Sonatina Rote Exercises For Music Students Blog #4

One simply can not say that studied for a test.  Studying involves looking over notes, rereading chapters, and any other method, such as flash cards, one may use to earn the highest grade possible on an exam.  The same can be said about practicing a piece of music or repertoire.  In the article, “Preparing Students For Vibrant Classical Sonatina Performances Using Rote Exercises”, Courtney Crappell demonstrates how rote exercises can be used to break down even the most complex pieces for a musical student during instruction by remembering “if we take the core elements of a passage and reduce the overall difficulty, our students will experience the essence of the music and gradually build a feeling of ease” (Crappell 17).  There are many techniques that may be incorporated into a student’s music lesson; however, as the difficulty of the musical work heightens, so does the ability to retain the piece of music.

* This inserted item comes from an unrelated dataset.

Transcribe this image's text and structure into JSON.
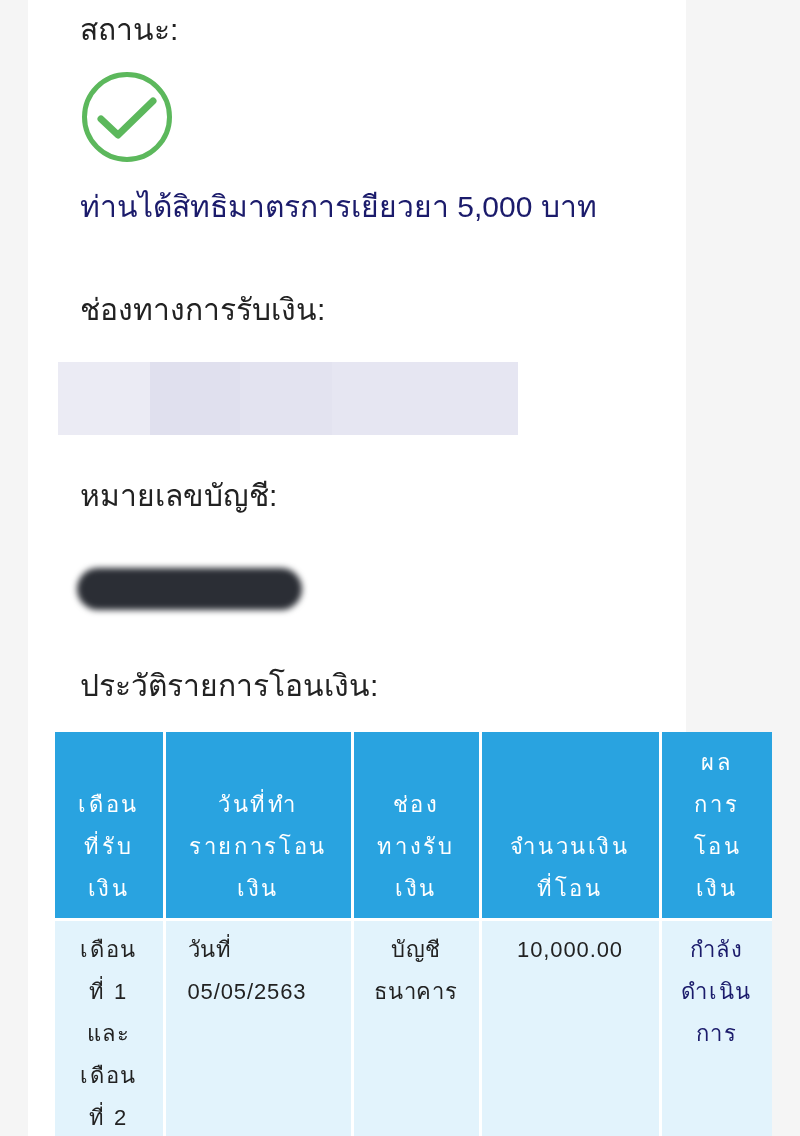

Learning a difficult piece can be frustrating for a student no matter what level they are at.  In the beginning steps during a lesson, a music instructor may have the student listen to the selection a couple times.  According to Crappell, since we tend to learn by imitating sounds, the same should be applied to when we are learning music.  “We actively engage in sound based coaching every time we demonstrate passages for our students and say things like ‘try it this way” (Crappell 17).  Teachers must have an understanding that by having a student analyze a piece of music by listening and following notation, it allows for the student to learn it more quickly.  Once he or she has an idea of what the music should sound like, the instructor should commence the breaking down of the piece itself.

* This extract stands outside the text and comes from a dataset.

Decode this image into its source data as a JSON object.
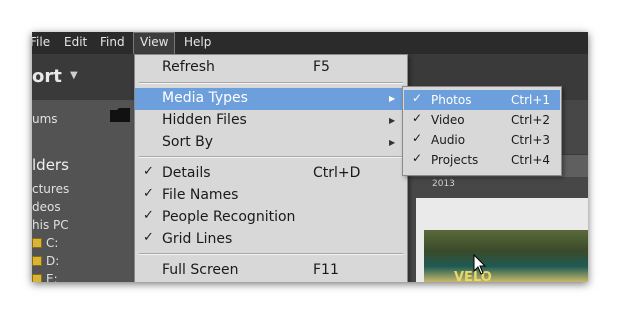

The rote exercises break down a musical piece, such as a sonatina, into elements including specific phrases, rhythm, and simple notation or measures.  Crappell mentions that by making each exercise simple, they will be quicker and take up less time during a music lesson.  For example, the teacher would take a complicated part of the selection (a couple measures to simulate the musical phrases the student will encounter while learning the music on their own) and have them focus on that one part until they can move on to something more difficult.  “This entire process consumes about three minutes of preventative teaching time in the initial lesson and will save 10 times that amount in subsequent lessons” (Crappell 18).  It may seem fitting that a teacher break all this down for their student while they are learning a piece; however, Crappell fails to mention if the students have the skills to comprehend this or if the teacher actually takes the time to do this.
Some students may not encounter long difficult music selections.  Crappell states, “Due to their length, teachers tend to spend less time introducing and exploring sonatinas in the lesson before the student has learned the notes at home” (Crappell 16).  With that being said, it is as though he is assuming with the exercises he mentions that every student can work with them.  Music teachers have their own preferences and they decide how to help a student with a complex work based off of what their initial observations on the student’s learning are.  While the rote system may work for some students, it is not “one size fits all”.
Taking on a complex piece is a challenge for any music student.  Simply going through the whole repertoire on their own is not enough and the teachers have to incorporate good techniques to learn the music.  Crappell shows in his article that by having the student analyze the composition, in other words break it down to make the piece easier, will allow the student to perform better.  Although there is the question of whether or not he contemplated the student’s learning capacity or the exercise preferences of the music instructor, it would be a good method to include in the music lesson.